Being diagnosed with Celiac Disease three weeks before the launch of my book was both a relief, and one more thing to add to my balance scales, but I’ve learned a couple powerful lessons the past couple months that I probably wouldn’t have appreciated any other way.
It was a relief finally to have a name to my lifelong tummy trouble and a game plan how to help. But at first, as I scoured the internet in search of what Celiac actually is and how to deal with this new diagnosis, I felt overwhelmed and frustrated that I had one more thing to worry about in my hectic life right now—until my husband put it in the right perspective. “Kelly, you’ve had this your whole life, the only difference is now you know, and you know what to do about it. It’s actually a good thing. Look at the positive.”
Look at the positive. Hmmm. (This is coming from my naturally pessimistic husband.)
Positive number one: Cadbury Crème Eggs are Gluten Free!!!
I think I’ll survive now.
Seriously though, he taught me a great lesson. Hard times, bad days, and bitter disappointments are all a fact of life. Whining and complaining about them won’t make them go away, it just makes them harder to deal with. We can’t always change our circumstances but we can change our attitude and how we deal with what happens to us.

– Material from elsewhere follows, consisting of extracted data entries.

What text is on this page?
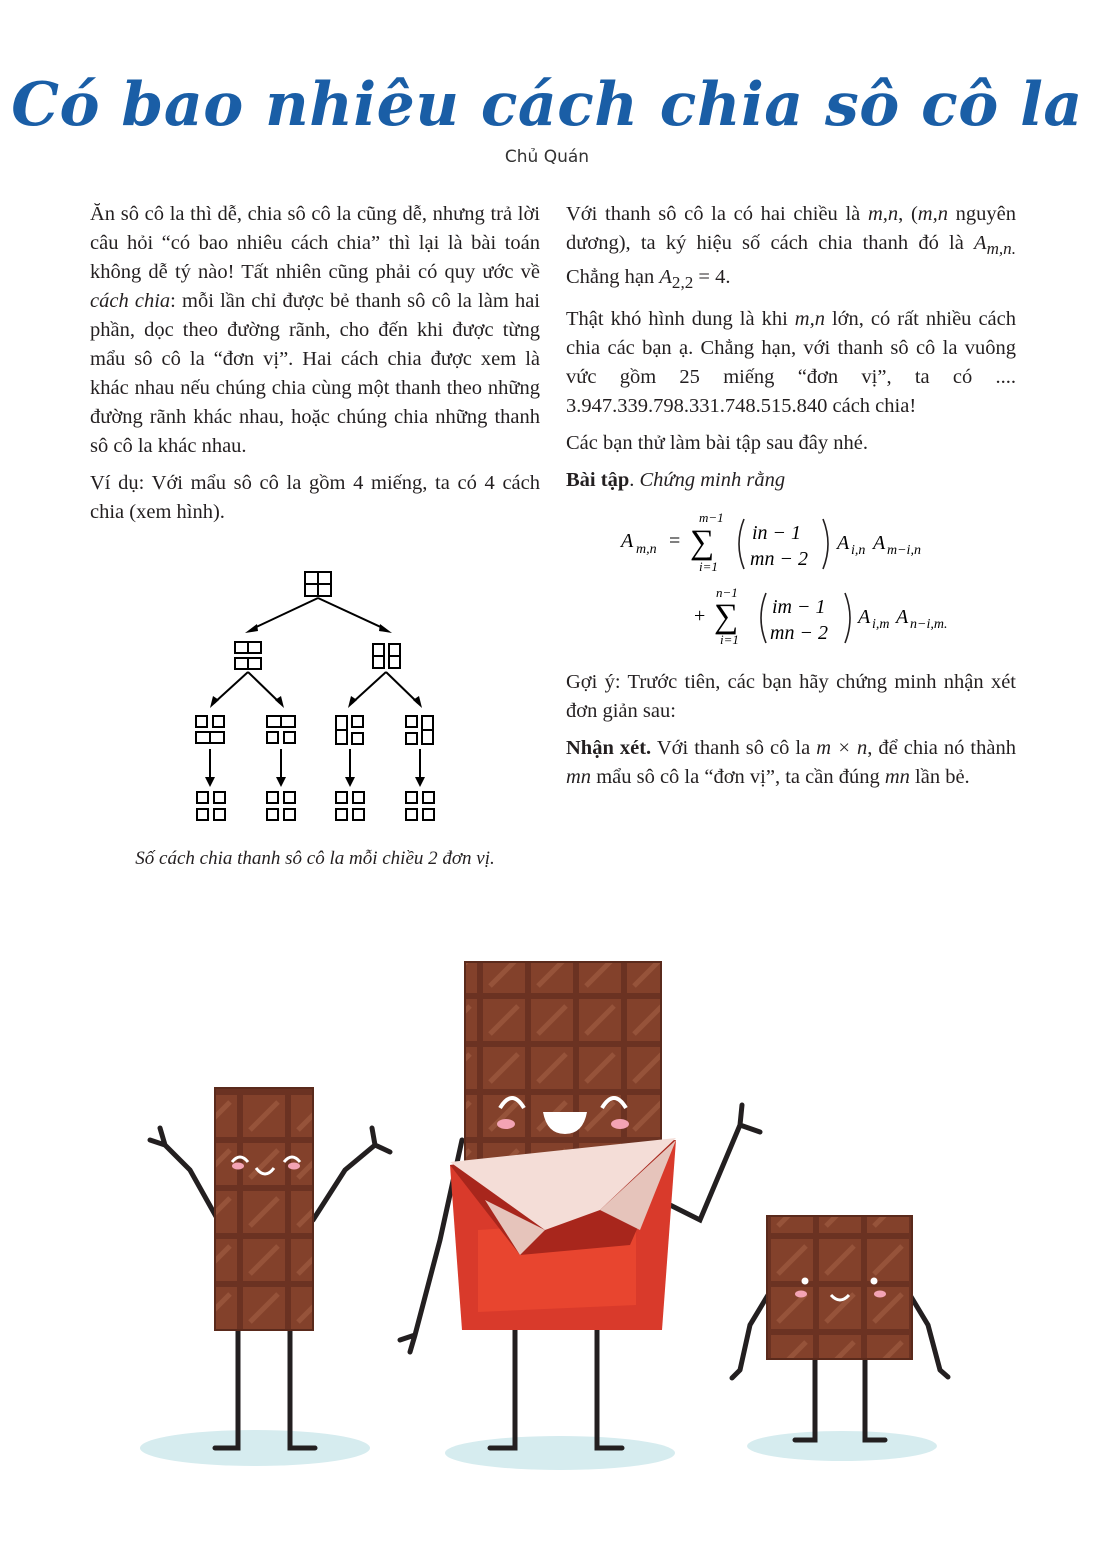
Có bao nhiêu cách chia sô cô la
Chủ Quán

Ăn sô cô la thì dễ, chia sô cô la cũng dễ, nhưng trả lời câu hỏi “có bao nhiêu cách chia” thì lại là bài toán không dễ tý nào! Tất nhiên cũng phải có quy ước về cách chia: mỗi lần chỉ được bẻ thanh sô cô la làm hai phần, dọc theo đường rãnh, cho đến khi được từng mẩu sô cô la “đơn vị”. Hai cách chia được xem là khác nhau nếu chúng chia cùng một thanh theo những đường rãnh khác nhau, hoặc chúng chia những thanh sô cô la khác nhau.

Ví dụ: Với mẩu sô cô la gồm 4 miếng, ta có 4 cách chia (xem hình).

Số cách chia thanh sô cô la mỗi chiều 2 đơn vị.

Với thanh sô cô la có hai chiều là m,n, (m,n nguyên dương), ta ký hiệu số cách chia thanh đó là $A_{m,n.}$ Chẳng hạn $A_{2,2} = 4$.

Thật khó hình dung là khi m,n lớn, có rất nhiều cách chia các bạn ạ. Chẳng hạn, với thanh sô cô la vuông vức gồm 25 miếng “đơn vị”, ta có .... 3.947.339.798.331.748.515.840 cách chia!

Các bạn thử làm bài tập sau đây nhé.

Bài tập. Chứng minh rằng

A m,n =
m−1
∑
i=1
in − 1
mn − 2
A i,n A m−i,n
+
n−1
∑
i=1
im − 1
mn − 2
A i,m A n−i,m.

Gợi ý: Trước tiên, các bạn hãy chứng minh nhận xét đơn giản sau:

Nhận xét. Với thanh sô cô la m × n, để chia nó thành mn mẩu sô cô la “đơn vị”, ta cần đúng mn lần bẻ.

The second powerful lesson I learned this month: Be patient with yourself. God is patient with us which means we should be patient with ourselves. We will screw up, we will fall down, we will miss the “bus” sometimes, that’s just another fact of life. But instead of beating yourself up for your every mistake or mishap, get up, dust yourself off and say “well that sucked, but I’m all good—God still loves me” and resolve to do better tomorrow than you did today. Wallowing in our mistakes is the quickest way to make more.
Of course I still whine, complain, and screw up despite lessons learned. I’m human. But I’m trying harder to find the positive lesson among the trial, the light—no matter how dim—in the darkness, and the hope for tomorrow—a new day that is “fresh with no mistakes in it”…yet.